When launched in 1962, a upto-the-minute specification meant it was a delight to drive compared with its rivals, as well as being a significant step forward from the MGA. There was plenty of power on tap, thanks to its recently upgraded 1.8-litre B-series engine. Four-speed gearbox (with overdrive available), rack-and-pinion steering, independent front suspension, and disc brakes were standard fitments right from the start.
In 1965, the B’s appeal was considerably widened with the launch of the GT. Its fastback roof, designed by Pininfarina, followed conventional GT styling cues but resulted in disarmingly good looks. The raised windscreen height and side windows meant that there was a realistic amount of headroom for those in the front, although the rear-seats were really only useful for luggage. Under the skin, the GT was pure Roadster, and that meant tidy handling and excellent performance.
In 1967, the B was upgraded to Mk2 specification. The four-speed gearbox received synchromesh on all forward ratios, and an optional Borg-Warner automatic gearbox became available. In 1970 the Mk3 was given a (not universally popular) BL-style front end, which did away with the chrome grille and slats. The new look didn’t last long, and the return to chrome ushered in the Mk3, which received a number of further improvements to keep the MGB looking fresh.

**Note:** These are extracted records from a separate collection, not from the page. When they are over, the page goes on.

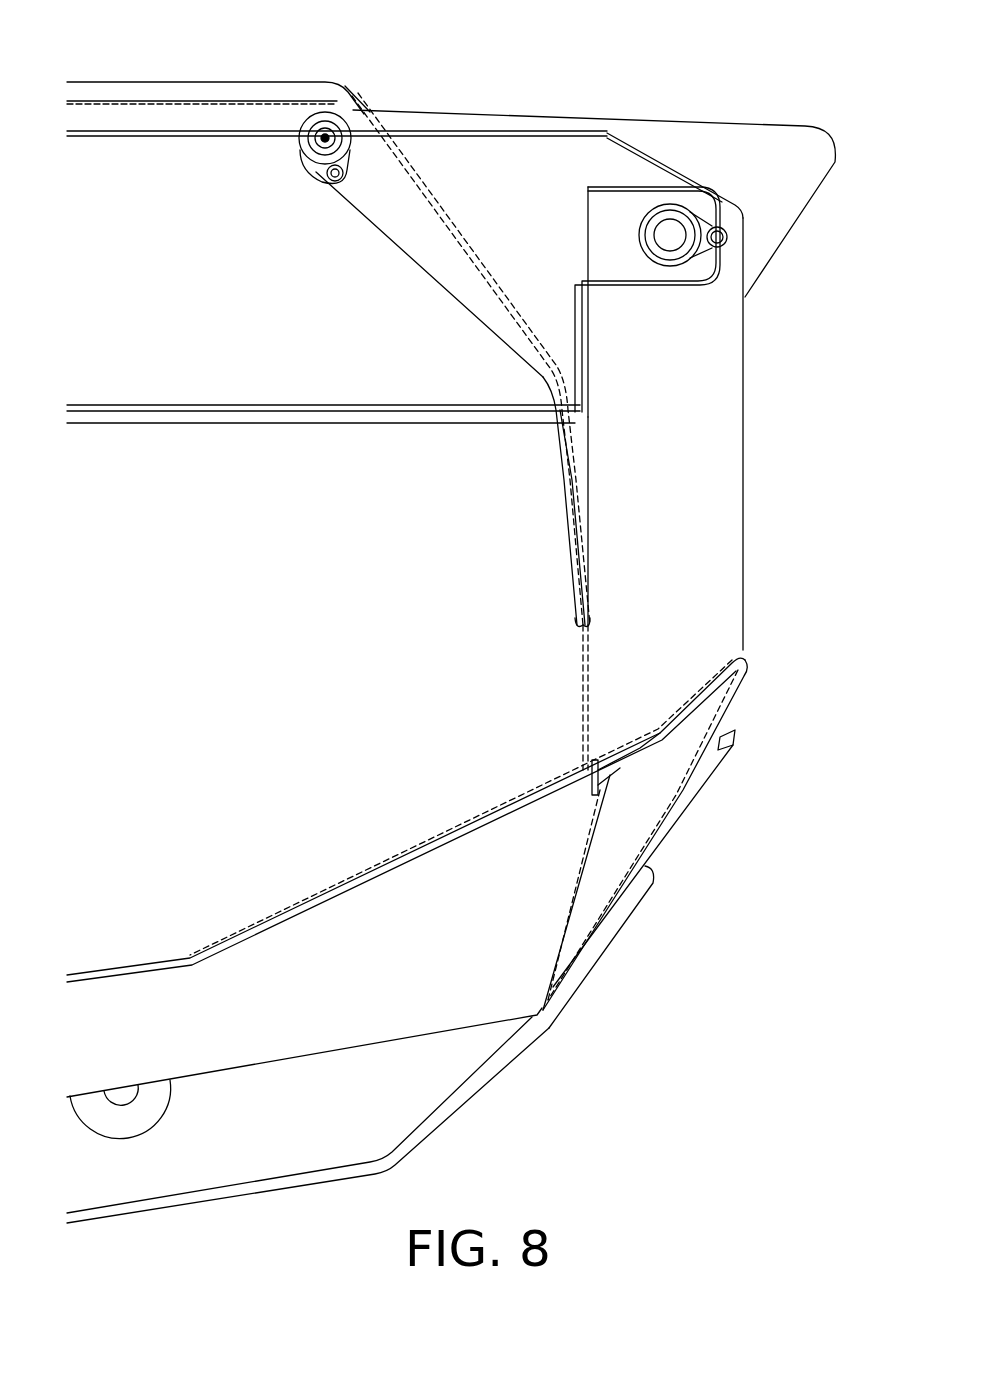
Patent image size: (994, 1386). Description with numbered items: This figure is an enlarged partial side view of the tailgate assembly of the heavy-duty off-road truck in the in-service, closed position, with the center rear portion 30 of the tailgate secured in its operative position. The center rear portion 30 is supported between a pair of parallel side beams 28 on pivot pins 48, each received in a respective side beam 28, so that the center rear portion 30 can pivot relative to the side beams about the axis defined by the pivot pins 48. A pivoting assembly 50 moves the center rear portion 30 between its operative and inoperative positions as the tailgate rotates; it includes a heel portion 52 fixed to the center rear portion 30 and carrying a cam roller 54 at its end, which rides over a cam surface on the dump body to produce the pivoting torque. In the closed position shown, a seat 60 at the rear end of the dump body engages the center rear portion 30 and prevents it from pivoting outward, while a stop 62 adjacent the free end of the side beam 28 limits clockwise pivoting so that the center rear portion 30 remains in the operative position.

The side beam 28 is at (143, 167).
The center rear portion 30 is at (688, 540).
The pivot pin 48 is at (677, 222).
The pivoting assembly 50 is at (568, 105).
The heel portion 52 is at (763, 227).
The cam roller 54 is at (327, 117).
The seat 60 is at (647, 788).
The stop 62 is at (583, 362).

In 1974, North American regulations forced a raised ride height and polyurethane-covered bumpers onto the once-delicate looking MGB. Although condemned at the time by fans, the federalised MGB was actually a successful styling job compared with its Italian rivals, such as the Fiat Spider and X1/9. Later B-series engines in North America were reduced to a single Zenith Stromberg carb, emissions equipment and a catalyst – leaving the poor MGB as one of the slowest cars you could buy new in the USA.
In 1980, the MGB came to an end – and its second life as the world’s favourite classic car began in earnest.